7-4 Change in Fuel Microstructure Induced by Helium Accumulation and Release

-Expansion and Annealing Correlation for Lattice and Bulk-

Fig.7-11 Lattice and bulk expansion at room temperature as a function of fractional disintegration

Fig.7-11 Lattice and bulk expansion at room temperature as a function of fractional disintegration

After the saturation at 0.03% disintegration, no more expansion was observed with increasing He accumulation.

 

Fig.7-12 Thermal recovery of lattice and bulk as a function of annealing temperature

Fig.7-12 Thermal recovery of lattice and bulk as a function of annealing temperature

The diffusion of accumulated He to grain boundaries proceeded above 800 °C, and a swelling of 0.5 vol% was observed in the pellet specimen upon annealing at 1160 °C.

 

Fig.7-13 SEM images of the fracture surface of a (Pu, Cm)O2 pellet annealed at 1160 °C

Fig.7-13 SEM images of the fracture surface of a (Pu, Cm)O2 pellet annealed at 1160 °C

(a) Traces of He gas bubbles (100∼200 nm) are distributed along the grain boundaries.
(b) Some of these are connected to form tunnels as a gas-release path. No bubbles are observed on the intragranular surfaces.

We have been studying fundamental technologies for minor actinides (MAs) recycling based on the fast breeder reactor (FBR) and U-Pu mixed oxide fuel containing MAs (MA-MOX). In such fuel pellets, the accumulation of point defects and helium (He) induced by α-decay proceeds rapidly during fuel storage after fabrication, since the relatively short-lived nuclides represented by 238Pu, 241Am, and 244Cm are included. Lattice expansion due to self-irradiation damage is a well-known phenomenon. However, the bulk expansion of sintered pellets is not well understood. In addition, the accumulated He may be released as gas at high temperatures when the fuel is loaded into the reactor. Possible changes in the fuel-pellet microstructure should also be investigated.

In this work, a sintered specimen of (Pu, Cm)O2 containing 5 mol% Cm as the main helium source was prepared as a simplified form of MA-MOX pellet. The following experiments were performed to obtain the fundamental data concerning self-irradiation damage and He accumulation/release. Fig.7-11 shows the lattice and bulk expansion induced by the self-irradiation damage as a function of fractional disintegration (defined by the product of the decay constant and storage time). From the similar expansion curves, it is found that the main factor in bulk expansion is the lattice expansion due to point-defect accumulation.

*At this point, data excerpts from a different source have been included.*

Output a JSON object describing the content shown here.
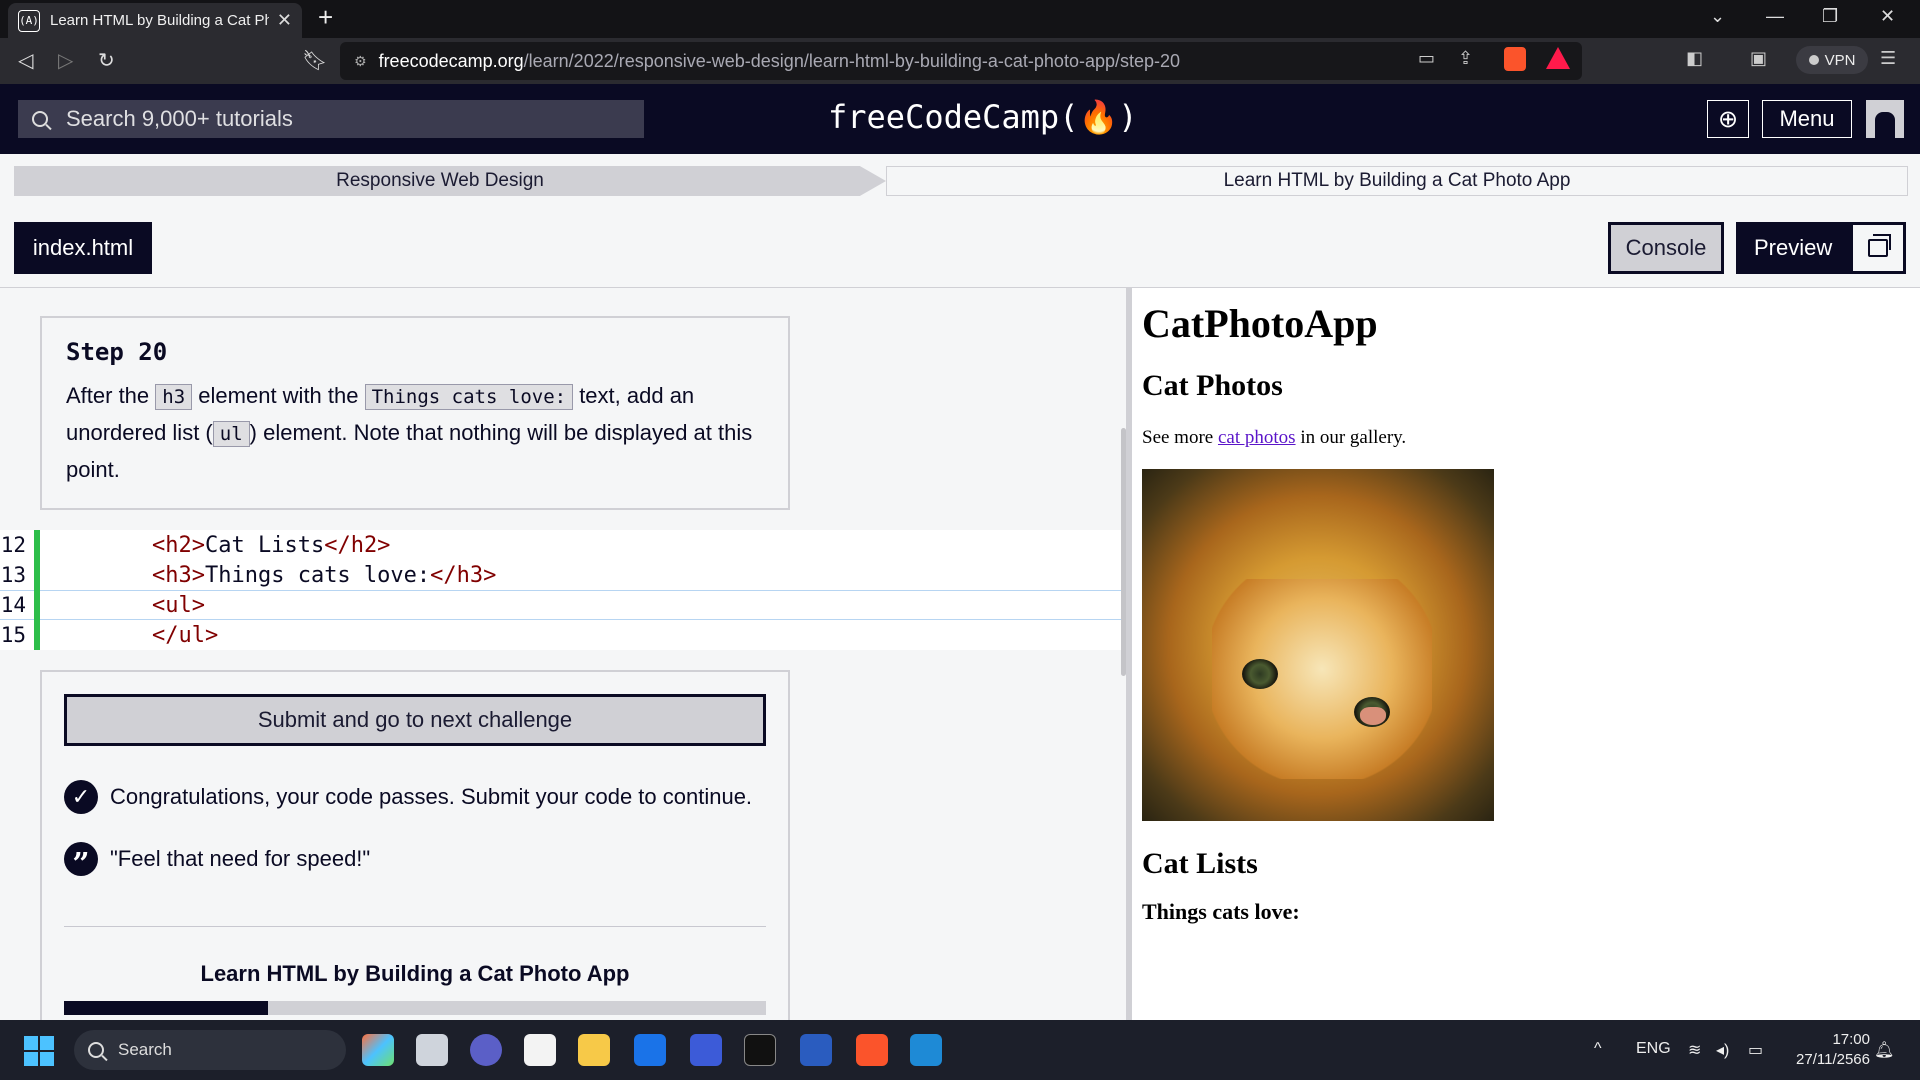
{
  "browser": {
    "tab_title": "Learn HTML by Building a Cat Ph",
    "tab_favicon": "(A)",
    "url_host": "freecodecamp.org",
    "url_path": "/learn/2022/responsive-web-design/learn-html-by-building-a-cat-photo-app/step-20",
    "vpn_label": "VPN"
  },
  "nav": {
    "search_placeholder": "Search 9,000+ tutorials",
    "logo": "freeCodeCamp(🔥)",
    "menu_label": "Menu"
  },
  "breadcrumb": {
    "superblock": "Responsive Web Design",
    "block": "Learn HTML by Building a Cat Photo App"
  },
  "editor_tabs": {
    "file": "index.html",
    "console": "Console",
    "preview": "Preview"
  },
  "description": {
    "step_title": "Step 20",
    "p1": "After the ",
    "code1": "h3",
    "p2": " element with the ",
    "code2": "Things cats love:",
    "p3": " text, add an unordered list (",
    "code3": "ul",
    "p4": ") element. Note that nothing will be displayed at this point."
  },
  "editor": {
    "lines": [
      {
        "num": "12",
        "open": "<h2>",
        "text": "Cat Lists",
        "close": "</h2>"
      },
      {
        "num": "13",
        "open": "<h3>",
        "text": "Things cats love:",
        "close": "</h3>"
      },
      {
        "num": "14",
        "open": "<ul>",
        "text": "",
        "close": ""
      },
      {
        "num": "15",
        "open": "</ul>",
        "text": "",
        "close": ""
      }
    ]
  },
  "result": {
    "submit_label": "Submit and go to next challenge",
    "success_msg": "Congratulations, your code passes. Submit your code to continue.",
    "quote": "\"Feel that need for speed!\"",
    "project_title": "Learn HTML by Building a Cat Photo App",
    "progress_fraction": 0.29
  },
  "preview": {
    "h1": "CatPhotoApp",
    "h2_photos": "Cat Photos",
    "p_before": "See more ",
    "link": "cat photos",
    "p_after": " in our gallery.",
    "h2_lists": "Cat Lists",
    "h3": "Things cats love:"
  },
  "taskbar": {
    "search_label": "Search",
    "lang": "ENG",
    "time": "17:00",
    "date": "27/11/2566"
  }
}
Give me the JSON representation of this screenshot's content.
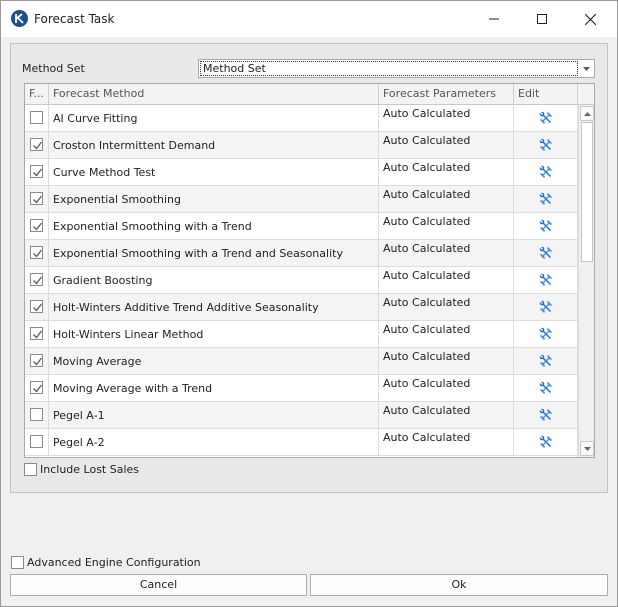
{
  "window": {
    "title": "Forecast Task"
  },
  "method_set": {
    "label": "Method Set",
    "value": "Method Set"
  },
  "grid": {
    "headers": {
      "check": "F...",
      "method": "Forecast Method",
      "params": "Forecast Parameters",
      "edit": "Edit"
    },
    "rows": [
      {
        "checked": false,
        "method": "AI Curve Fitting",
        "params": "Auto Calculated"
      },
      {
        "checked": true,
        "method": "Croston Intermittent Demand",
        "params": "Auto Calculated"
      },
      {
        "checked": true,
        "method": "Curve Method Test",
        "params": "Auto Calculated"
      },
      {
        "checked": true,
        "method": "Exponential Smoothing",
        "params": "Auto Calculated"
      },
      {
        "checked": true,
        "method": "Exponential Smoothing with a Trend",
        "params": "Auto Calculated"
      },
      {
        "checked": true,
        "method": "Exponential Smoothing with a Trend and Seasonality",
        "params": "Auto Calculated"
      },
      {
        "checked": true,
        "method": "Gradient Boosting",
        "params": "Auto Calculated"
      },
      {
        "checked": true,
        "method": "Holt-Winters Additive Trend Additive Seasonality",
        "params": "Auto Calculated"
      },
      {
        "checked": true,
        "method": "Holt-Winters Linear Method",
        "params": "Auto Calculated"
      },
      {
        "checked": true,
        "method": "Moving Average",
        "params": "Auto Calculated"
      },
      {
        "checked": true,
        "method": "Moving Average with a Trend",
        "params": "Auto Calculated"
      },
      {
        "checked": false,
        "method": "Pegel A-1",
        "params": "Auto Calculated"
      },
      {
        "checked": false,
        "method": "Pegel A-2",
        "params": "Auto Calculated"
      }
    ]
  },
  "include_lost_sales": {
    "label": "Include Lost Sales",
    "checked": false
  },
  "advanced_engine": {
    "label": "Advanced Engine Configuration",
    "checked": false
  },
  "buttons": {
    "cancel": "Cancel",
    "ok": "Ok"
  },
  "colors": {
    "accent": "#1f6fc8",
    "titlebar": "#ffffff",
    "panel": "#e8e8e8"
  },
  "icons": {
    "edit": "tools-icon",
    "app": "app-logo-icon"
  }
}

After He accumulation corresponding to 0.3% disintegration ≈700 days), the thermal recovery of the lattice and bulk was compared in the temperature range up to 1160 °C; the results are shown in Fig.7-12. While the lattice parameter recovers to the value for the undamaged sample, the pellet exhibits swelling during annealing at 1160 °C. The fracture surface of the annealed pellet was observed by scanning electron microscopy (SEM) to confirm any change in the microstructure. The SEM images are shown in Fig.7-13. The traces of gas bubbles are closely distributed along the grain boundaries; these are very similar to the typical fission gas bubbles observed in high-burnup oxide fuel pellets. According to these experimental results, it is found that the helium gas swelling of an MA-MOX fuel pellet could occur at a very early stage of the burning. We will obtain quantitative data concerning the He behavior, e.g., the diffusion coefficient and the influence of He release on the pellet sintering process.

The present study was from the project “Development of common and fundamental technologies on the evaluation of nuclear fuel behavior for realizing MA recycling” entrusted by the Ministry of Education, Culture, Sports, Science and Technology of Japan (MEXT).


Reference
Takano, M. et al., Annealing Behavior of (Pu,Cm)O2 Lattice and Bulk Expansion from Self-Irradiation Damage, Journal of Nuclear Materials, vol.414, issue 2, 2011, p.174-178.